The shock of losing one of your own in such an unusually tragic manner was unsettling, and it stayed that way for a long time afterwards. In fact, it was much worse than taking a hit. All that I could think of just then was that if I hadn’t been there, he’d probably not have been on top of that derelict half-finished building at Sodico. Had I not come to Lebanon, the youthful Christian would probably still be alive.
When they lifted him out of the pit at the bottom of the shaft – cumbersome, and unwieldy – they had to manoeuvre it so as to pull his torso out through a narrow opening, which was difficult in such a confined space. Anybody who has manhandled a lifeless body will understand the meaning of ‘dead weight’.
I’d already made
my way down all 17 floors by then and stood by as they extricated Christian’s body, the men working carefully, almost gently at the task in hand. The back of his head had touched his heels at one point and it seemed as if his vertebrae had turned to paste. One of his eyes had been forced out by the impact and it was hideous. Those impressions and the scream that followed his toppling will remain with me for the rest of my life.
When it was learnt that Christian was dead, Rocky, the commander of the mortar post, decided that if it was anybody’s fault it was mine. I was the only stranger there. Christian had been escorting me. Ergo, I must be an enemy agent and, therefore, I had hurled him down the elevator shaft!
Rocky was actually on his way up the stairs as we were heading down. We met halfway and though I didn’t yet know it, he was set on throwing me to my death. A big, powerful man with wrap-around combat boots and a 9mm pistol in a shoulder holster, he could easily have done so.

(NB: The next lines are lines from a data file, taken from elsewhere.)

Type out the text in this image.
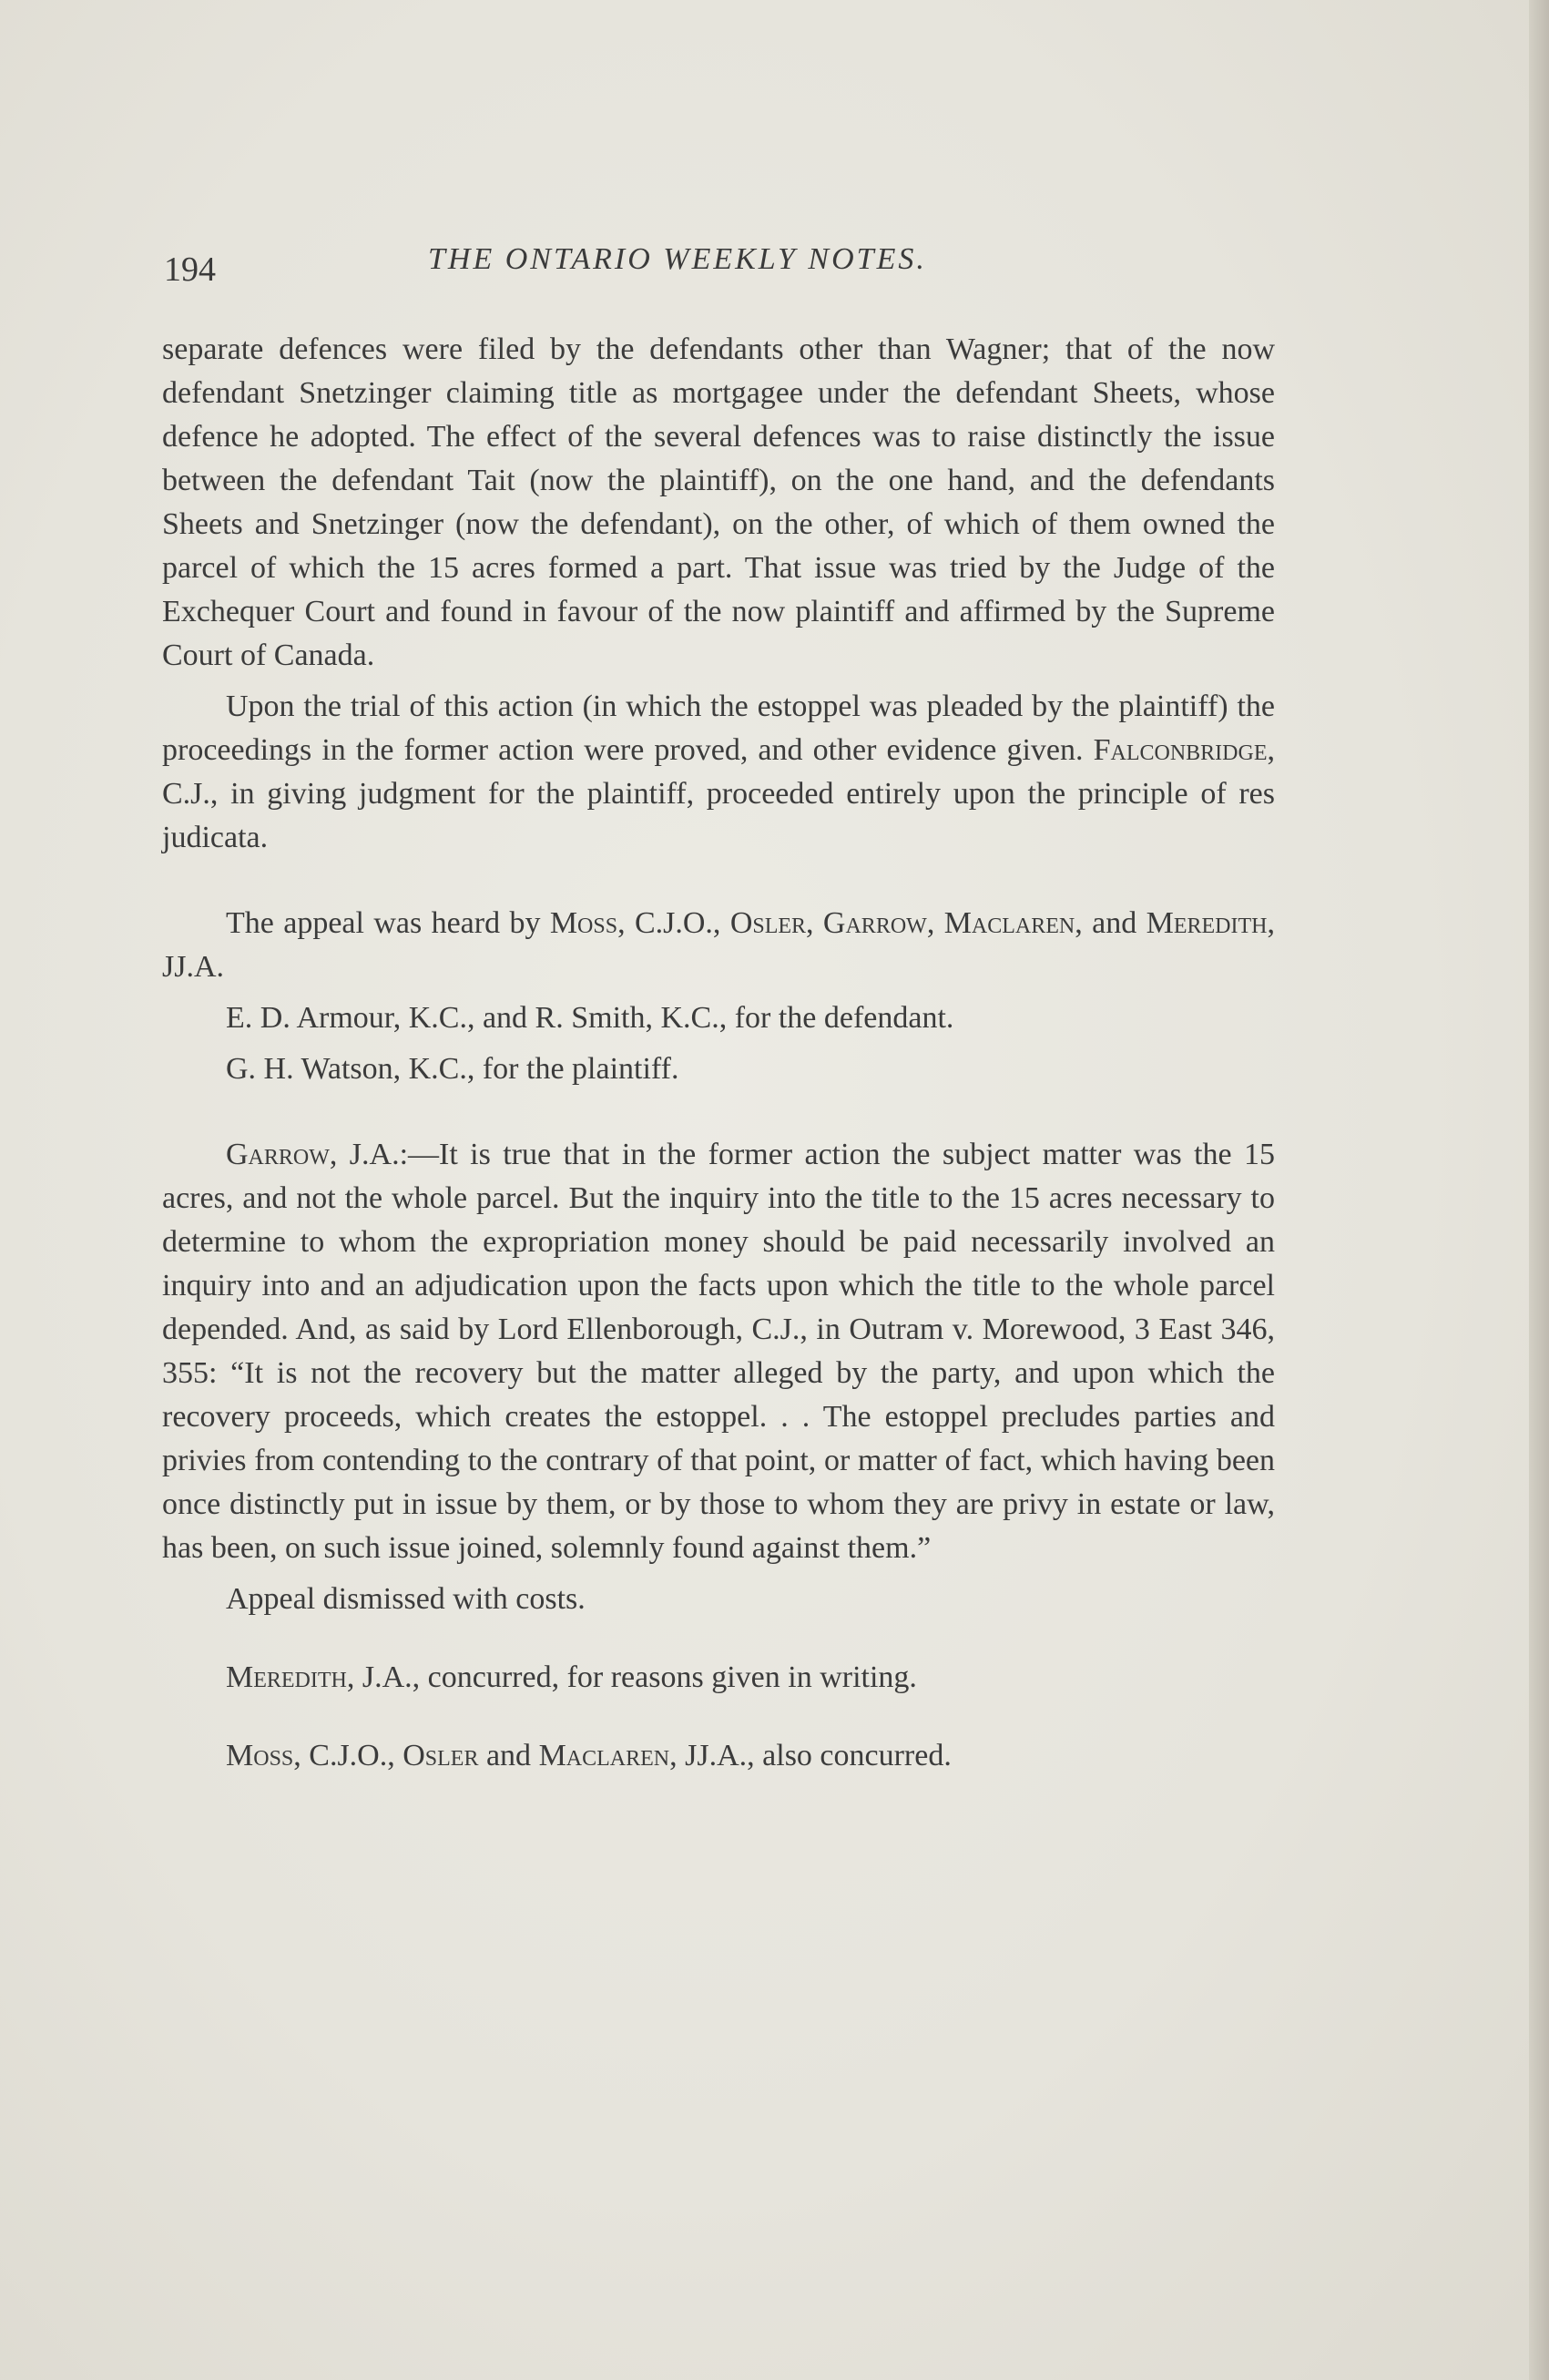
194	THE ONTARIO WEEKLY NOTES.

separate defences were filed by the defendants other than Wagner; that of the now defendant Snetzinger claiming title as mortgagee under the defendant Sheets, whose defence he adopted. The effect of the several defences was to raise distinctly the issue between the defendant Tait (now the plaintiff), on the one hand, and the defendants Sheets and Snetzinger (now the defendant), on the other, of which of them owned the parcel of which the 15 acres formed a part. That issue was tried by the Judge of the Exchequer Court and found in favour of the now plaintiff and affirmed by the Supreme Court of Canada.

Upon the trial of this action (in which the estoppel was pleaded by the plaintiff) the proceedings in the former action were proved, and other evidence given. Falconbridge, C.J., in giving judgment for the plaintiff, proceeded entirely upon the principle of res judicata.

The appeal was heard by Moss, C.J.O., Osler, Garrow, Maclaren, and Meredith, JJ.A.

E. D. Armour, K.C., and R. Smith, K.C., for the defendant.

G. H. Watson, K.C., for the plaintiff.

Garrow, J.A.:—It is true that in the former action the subject matter was the 15 acres, and not the whole parcel. But the inquiry into the title to the 15 acres necessary to determine to whom the expropriation money should be paid necessarily involved an inquiry into and an adjudication upon the facts upon which the title to the whole parcel depended. And, as said by Lord Ellenborough, C.J., in Outram v. Morewood, 3 East 346, 355: “It is not the recovery but the matter alleged by the party, and upon which the recovery proceeds, which creates the estoppel. . . The estoppel precludes parties and privies from contending to the contrary of that point, or matter of fact, which having been once distinctly put in issue by them, or by those to whom they are privy in estate or law, has been, on such issue joined, solemnly found against them.”

Appeal dismissed with costs.

Meredith, J.A., concurred, for reasons given in writing.

Moss, C.J.O., Osler and Maclaren, JJ.A., also concurred.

‘If you had resisted I would have shot you’, he said seriously when we had a drink at a little bistro within sight of that same building at Sodico a year later. He had menacing dark eyes but he was a good man to have at your back if there was trouble. I’d brought him one of Richard Davis’ Second Chance body armour vests.
Rocky: ‘I was actually stopped from killing you by Jamal coming down those stairs with you’, he told me. ‘I asked him why you were still alive. It took him a minute or two to convince me that the moment Christian stepped backwards, you were already taking cover behind the same ledge as he was. If you’d headed down those stairs alone, we wouldn’t be having this drink tonight.’